Là, j'avais cette étrange impression de ne pas vraiment être écoutée, que mon interlocutrice faisait semblant d'appréhender mes mots pour que je la lâche le plus vite possible. C'était terriblement frustrant et énervant, mais je m'efforçai de ne pas lui en tenir rigueur, compte tenu de son état plutôt lamentable malgré le fait qu'elle soit encore en mesure de tenir debout. Je ne pus cependant pas étouffer mes soupirs trop longtemps et en laissai un fuiter. J'étais moi-même fatiguée et cette situation ne faisait qu'accentuer cet état. Je pourrais presque m'endormir à la simple idée de devoir tout lui résumer à nouveau. Je devais cependant faire preuve d'une grande force mentale pour ne pas céder. Après tout, si je m'endormais également et que la blonde se réveillait avant moi, qui sait ce qu'elle tenterait ? Peut-être une nouvelle fuite. Certes, je serais en mesure de la retrouver assez facilement, mais tout cela n'en devenait pas moins chiant pour autant.

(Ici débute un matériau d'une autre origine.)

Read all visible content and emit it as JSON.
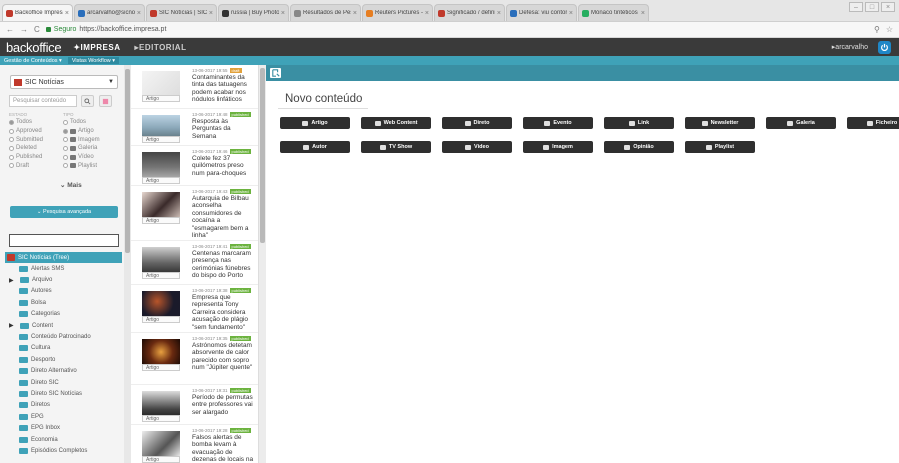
{
  "browser": {
    "tabs": [
      {
        "label": "Backoffice Impresa",
        "color": "#c0392b"
      },
      {
        "label": "arcarvalho@sicnoticias.",
        "color": "#2a6ebb"
      },
      {
        "label": "SIC Notícias | SIC Notíc",
        "color": "#c0392b"
      },
      {
        "label": "russia | Buy Photos | AP",
        "color": "#333333"
      },
      {
        "label": "Resultados de Pesquisa",
        "color": "#888888"
      },
      {
        "label": "Reuters Pictures - GUAT",
        "color": "#e67e22"
      },
      {
        "label": "Significado / definição",
        "color": "#c0392b"
      },
      {
        "label": "Defesa: viu contornar os",
        "color": "#2a6ebb"
      },
      {
        "label": "Mónaco tintéticos incidi",
        "color": "#27ae60"
      }
    ],
    "secure_label": "Seguro",
    "url": "https://backoffice.impresa.pt"
  },
  "header": {
    "logo": "backoffice",
    "menu_impresa": "✦IMPRESA",
    "menu_editorial": "▸EDITORIAL",
    "user": "▸arcarvalho"
  },
  "subbar": {
    "item1": "Gestão de Conteúdos ▾",
    "item2": "Vistas Workflow ▾"
  },
  "left": {
    "site_select": "SIC Notícias",
    "search_placeholder": "Pesquisar conteúdo",
    "estado_header": "ESTADO",
    "tipo_header": "TIPO",
    "estados": [
      "Todos",
      "Approved",
      "Submitted",
      "Deleted",
      "Published",
      "Draft"
    ],
    "tipos": [
      "Todos",
      "Artigo",
      "Imagem",
      "Galeria",
      "Vídeo",
      "Playlist"
    ],
    "mais": "⌄ Mais",
    "pesquisa_avancada": "⌄ Pesquisa avançada",
    "tree_root": "SIC Notícias (Tree)",
    "tree_items": [
      "Alertas SMS",
      "Arquivo",
      "Autores",
      "Bolsa",
      "Categorias",
      "Content",
      "Conteúdo Patrocinado",
      "Cultura",
      "Desporto",
      "Direto Alternativo",
      "Direto SIC",
      "Direto SIC Notícias",
      "Diretos",
      "EPG",
      "EPG Inbox",
      "Economia",
      "Episódios Completos"
    ]
  },
  "items": [
    {
      "date": "13-06-2017 19:55",
      "status": "draft",
      "title": "Contaminantes da tinta das tatuagens podem acabar nos nódulos linfáticos",
      "tag": "Artigo"
    },
    {
      "date": "13-06-2017 19:48",
      "status": "published",
      "title": "Resposta às Perguntas da Semana",
      "tag": "Artigo"
    },
    {
      "date": "13-06-2017 19:46",
      "status": "published",
      "title": "Colete fez 37 quilómetros preso num para-choques",
      "tag": "Artigo"
    },
    {
      "date": "13-06-2017 19:43",
      "status": "published",
      "title": "Autarquia de Bilbau aconselha consumidores de cocaína a \"esmagarem bem a linha\"",
      "tag": "Artigo"
    },
    {
      "date": "13-06-2017 19:41",
      "status": "published",
      "title": "Centenas marcaram presença nas cerimónias fúnebres do bispo do Porto",
      "tag": "Artigo"
    },
    {
      "date": "13-06-2017 19:38",
      "status": "published",
      "title": "Empresa que representa Tony Carreira considera acusação de plágio \"sem fundamento\"",
      "tag": "Artigo"
    },
    {
      "date": "13-06-2017 19:35",
      "status": "published",
      "title": "Astrónomos detetam absorvente de calor parecido com sopro num \"Júpiter quente\"",
      "tag": "Artigo"
    },
    {
      "date": "13-06-2017 19:31",
      "status": "published",
      "title": "Período de permutas entre professores vai ser alargado",
      "tag": "Artigo"
    },
    {
      "date": "13-06-2017 19:28",
      "status": "published",
      "title": "Falsos alertas de bomba levam à evacuação de dezenas de locais na Rússia",
      "tag": "Artigo"
    }
  ],
  "main": {
    "title": "Novo conteúdo",
    "row1": [
      "Artigo",
      "Web Content",
      "Direto",
      "Evento",
      "Link",
      "Newsletter",
      "Galeria",
      "Ficheiro"
    ],
    "row2": [
      "Autor",
      "TV Show",
      "Video",
      "Imagem",
      "Opinião",
      "Playlist"
    ]
  }
}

– Euh... Je vais pas te laisser de message, non. En tout cas, dors. T'as l'air aussi énergique qu'un lombric.
J'avais beau me moquer, je ressentais également la fatigue. Ou en tout cas, ce corps la ressentait, chose que je trouvais particulièrement débile puisque je lui accordais mon immortalité. Pourquoi pas ma non-nécessité de dormir, dans ce cas ? Peu importe, passons. Je soupirai de nouveau et me posai dos à la porte tout en observant mon milieu, sans ajouter le moindre mot. Ouais, je comptais littéralement laisser la lycanthrope s'endormir. Combien de temps devrais-je la surveiller pour ne pas qu'elle se fasse la malle ou tente de se débarrasser de moi ? J'en avais aucune idée et, franchement, je préférais ne pas y penser. La simple idée de poireauter pendant des heures sans rien faire m'alourdissait déjà les paupières.
Finalement, je ne m'étais pas montrer plus résistante que ça. Alors que j'espérais monter la garde aussi longtemps qu'il le faudrait, ce corps pitoyable céda finalement sous le poids de la fatigue pour ne plus se relever avant un moment. C'était arrivé si soudainement... Et, dans ce genre de situation, je n'étais pas en mesure de faire quoi que ce soit même si mon esprit, lui, restait conscient à l'intérieur de ce corps éreinté et à première vue sans vie. Une véritable torture psychologique ! C'est comme si je flottais au beau milieu de l'océan avec les yeux bandés, les oreilles bouchés et la bouche cousue. Bref, une privation quasi-totale des sens couplée à une attente indéterminée, au moins jusqu'à ce que ce corps soit suffisamment reposé pour se lever.
Je ne sais pas trop ce qui m'a réveillée, au final, mais je finis par ouvrir les yeux et récupérer peu à peu le contrôle de son corps. C'en était si lent et pseudo spectaculaire que cela aurait pu être comparée à une soudaine sortie du coma. Je plissai les yeux, articulai mes doigts dans l'espoir d'en sentir le bout engourdi et finis par me frotter basiquement les yeux en bâillant. Sérieusement, s'il y a bien une chose que je détestais, c'était la lenteur exaspérante avec laquelle les humains se réveillent. Si j'avais pu posséder un paresseux, cette étape aurait sans doute été similaire en de nombreux points. Bref ! Je me concentrai pour essayer de ressentir la présence de mon hôte mais y peinai vraisemblablement, toujours un peu dans le gaz. Il faut dire que je voyais toujours un peu flou et que je galérais à me relever, chose qui devait être hilarante à voir puisque ce sommeil prolongé m'avait fait m'écraser lamentablement sur le sol. Et, à vrai dire, j'en venais presque à me demander si la blonde n'aurait pas pu en profiter pour handicaper ce corps, ou même le livrer à quelqu'un d'autre. J'étais toujours en mesure de m'en échapper, certes, mais au prix d'un certain temps, une nouvelle fois. Entre deux bâillements, j'articulai quelques mots avec peine.
– Eh... t'es là ? Pas vraiment envie de jouer à cache-cache de si bon matin. Même si... je sais pas vraiment si on est le matin, en fait.